Rescatan en Colombia a 17 menores pertenecientes a la secta Lev Tahor

DNI Salta.- El operativo realizado en el municipio de Yarumal (Antioquia) volvió a colocar bajo análisis a la secta judía ultraortodoxa Lev Tahor, tras el rescate de 17 menores de edad que se encontraban bajo el control del grupo. Cinco de ellos tenían alerta internacional de Interpol por presuntos delitos de secuestro y trata de personas.

Según datos de Migración Colombia, en total fueron identificadas 26 personas, todas extranjeras. Los menores serían originarios de Guatemala, Estados Unidos y Canadá; algunos habrían sido trasladados sin consentimiento, bajo argumentos religiosos. Tras ser rescatados, fueron derivados al Centro Facilitador de Servicios Migratorios de Medellín, donde reciben contención psicológica y asistencia integral.

Un historial de conflictos y desplazamientos

Lev Tahor, fundada en 1988 por el rabino Shlomo Helbrans en Jerusalén, acumula décadas de denuncias y traslados forzados. Luego de problemas legales en Israel, el grupo se radicó en Estados Unidos, donde Helbrans fue condenado por secuestro en los años 90. Tras su deportación, la comunidad se mudó a Canadá, donde también fue investigada por negligencia infantil, condiciones sanitarias deficientes y falta de escolarización.

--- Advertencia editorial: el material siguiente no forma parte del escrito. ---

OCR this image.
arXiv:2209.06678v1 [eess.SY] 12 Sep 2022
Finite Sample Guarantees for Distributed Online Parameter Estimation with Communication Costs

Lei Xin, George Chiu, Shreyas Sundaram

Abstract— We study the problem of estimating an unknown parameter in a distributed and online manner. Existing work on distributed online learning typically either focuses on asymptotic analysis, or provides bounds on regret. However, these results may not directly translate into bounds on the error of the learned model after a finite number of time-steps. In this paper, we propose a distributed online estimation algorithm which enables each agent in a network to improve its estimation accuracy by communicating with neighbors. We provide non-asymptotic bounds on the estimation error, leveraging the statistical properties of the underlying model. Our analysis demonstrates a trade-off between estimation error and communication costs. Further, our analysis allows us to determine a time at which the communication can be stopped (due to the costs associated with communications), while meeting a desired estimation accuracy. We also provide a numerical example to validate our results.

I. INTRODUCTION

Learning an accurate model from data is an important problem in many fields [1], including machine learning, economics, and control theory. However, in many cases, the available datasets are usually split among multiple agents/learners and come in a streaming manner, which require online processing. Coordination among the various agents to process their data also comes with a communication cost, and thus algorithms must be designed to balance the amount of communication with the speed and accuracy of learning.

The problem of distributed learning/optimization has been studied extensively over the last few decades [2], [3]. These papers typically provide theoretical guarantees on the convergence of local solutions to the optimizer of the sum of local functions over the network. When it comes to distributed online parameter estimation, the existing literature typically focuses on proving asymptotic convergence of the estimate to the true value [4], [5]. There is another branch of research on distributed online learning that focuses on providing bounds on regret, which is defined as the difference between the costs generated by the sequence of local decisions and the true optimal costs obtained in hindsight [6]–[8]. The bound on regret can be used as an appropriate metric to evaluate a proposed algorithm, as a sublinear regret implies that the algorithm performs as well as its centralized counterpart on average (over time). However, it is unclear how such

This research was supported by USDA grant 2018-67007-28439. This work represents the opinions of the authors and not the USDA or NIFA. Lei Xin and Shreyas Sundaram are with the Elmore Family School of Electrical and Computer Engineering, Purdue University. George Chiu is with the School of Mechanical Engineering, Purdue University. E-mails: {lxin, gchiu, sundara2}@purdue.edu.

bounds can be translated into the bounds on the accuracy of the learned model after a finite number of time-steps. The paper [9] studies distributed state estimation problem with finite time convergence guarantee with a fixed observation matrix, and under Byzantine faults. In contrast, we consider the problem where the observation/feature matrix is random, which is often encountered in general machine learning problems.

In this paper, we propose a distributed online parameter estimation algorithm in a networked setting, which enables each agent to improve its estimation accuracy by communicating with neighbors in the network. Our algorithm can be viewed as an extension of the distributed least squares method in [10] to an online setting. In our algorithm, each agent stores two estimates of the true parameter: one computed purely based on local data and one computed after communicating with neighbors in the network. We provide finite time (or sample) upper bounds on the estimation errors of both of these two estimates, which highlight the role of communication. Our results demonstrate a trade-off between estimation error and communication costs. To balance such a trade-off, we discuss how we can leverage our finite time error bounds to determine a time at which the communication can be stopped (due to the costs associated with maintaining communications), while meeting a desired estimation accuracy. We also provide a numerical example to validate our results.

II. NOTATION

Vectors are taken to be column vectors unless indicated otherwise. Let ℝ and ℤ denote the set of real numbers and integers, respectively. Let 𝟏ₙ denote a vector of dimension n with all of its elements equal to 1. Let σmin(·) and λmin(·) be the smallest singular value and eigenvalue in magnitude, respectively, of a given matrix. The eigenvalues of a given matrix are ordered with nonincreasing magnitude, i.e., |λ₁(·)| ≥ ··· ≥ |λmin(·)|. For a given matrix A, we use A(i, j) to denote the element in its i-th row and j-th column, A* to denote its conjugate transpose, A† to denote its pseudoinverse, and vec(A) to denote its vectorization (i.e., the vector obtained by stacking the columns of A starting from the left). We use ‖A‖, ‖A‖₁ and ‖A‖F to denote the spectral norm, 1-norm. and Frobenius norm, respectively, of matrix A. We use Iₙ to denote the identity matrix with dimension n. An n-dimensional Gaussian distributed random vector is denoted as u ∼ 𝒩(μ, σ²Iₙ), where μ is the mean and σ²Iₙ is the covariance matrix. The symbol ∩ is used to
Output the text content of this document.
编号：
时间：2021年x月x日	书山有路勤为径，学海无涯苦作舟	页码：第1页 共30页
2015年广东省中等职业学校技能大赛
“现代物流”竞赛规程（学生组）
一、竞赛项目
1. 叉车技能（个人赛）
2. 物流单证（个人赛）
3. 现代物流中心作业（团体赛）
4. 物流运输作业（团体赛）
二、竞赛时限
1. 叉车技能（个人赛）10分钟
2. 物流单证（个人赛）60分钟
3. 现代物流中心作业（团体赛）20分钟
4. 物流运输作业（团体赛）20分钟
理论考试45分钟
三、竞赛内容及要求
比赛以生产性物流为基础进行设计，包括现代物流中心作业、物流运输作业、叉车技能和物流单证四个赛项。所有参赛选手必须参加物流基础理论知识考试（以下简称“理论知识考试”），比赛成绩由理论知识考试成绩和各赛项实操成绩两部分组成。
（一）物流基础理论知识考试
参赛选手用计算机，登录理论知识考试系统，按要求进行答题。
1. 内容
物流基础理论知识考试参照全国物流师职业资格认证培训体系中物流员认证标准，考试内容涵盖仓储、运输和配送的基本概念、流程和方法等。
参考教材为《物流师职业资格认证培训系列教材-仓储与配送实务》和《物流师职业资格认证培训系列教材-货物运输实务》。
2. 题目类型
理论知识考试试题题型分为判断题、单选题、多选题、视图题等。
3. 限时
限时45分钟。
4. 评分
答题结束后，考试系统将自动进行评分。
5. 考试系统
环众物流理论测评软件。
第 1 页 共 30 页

Más tarde se trasladaron a Guatemala, donde el nivel de denuncias escaló. En 2024, las autoridades rescataron allí a 160 niños en un asentamiento de la secta. Varios líderes, incluido Nachman Helbrans, hijo del fundador, fueron detenidos por trata y abuso de menores.

En los años siguientes, Lev Tahor intentó asentarse en México, Rumania, Macedonia y Turquía, siendo expulsados en distintas ocasiones. Incluso solicitaron asilo político en Irán, sin éxito.

Llegada a Colombia y reacción comunitaria

En octubre, los integrantes del grupo se instalaron en Yarumal, donde vecinos alertaron sobre su presencia debido a su estilo de vida cerrado y a prácticas comunitarias llamativas. Esto derivó en la intervención de Migración Colombia.

Desde la comunidad judía colombiana se pronunciaron de inmediato: su representante, Marcos Peckel, aclaró que Lev Tahor no tiene vínculos con el judaísmo institucional del país y que sus prácticas contradicen las normas religiosas tradicionales.

Reglas estrictas y denuncias previas

El grupo sigue normas extremadamente rígidas: las mujeres visten completamente cubiertas de negro, los hombres también usan indumentaria oscura con barba larga y sombreros, y se evita el uso de toda tecnología. Siguen dietas ultraestrictas, rechazan alimentos industrializados, no consumen pollo ni ciertos vegetales, y los niños tienen prohibidas las golosinas comerciales.

Exmiembros han denunciado castigos físicos a menores, matrimonios forzados y fuerte control psicológico. Los líderes de la secta niegan estas acusaciones y sostienen que son víctimas de persecución.

El operativo en Yarumal reactivó las alertas internacionales y volvió a mostrar la vulnerabilidad a la que habrían sido expuestos niños y adolescentes dentro de esta comunidad.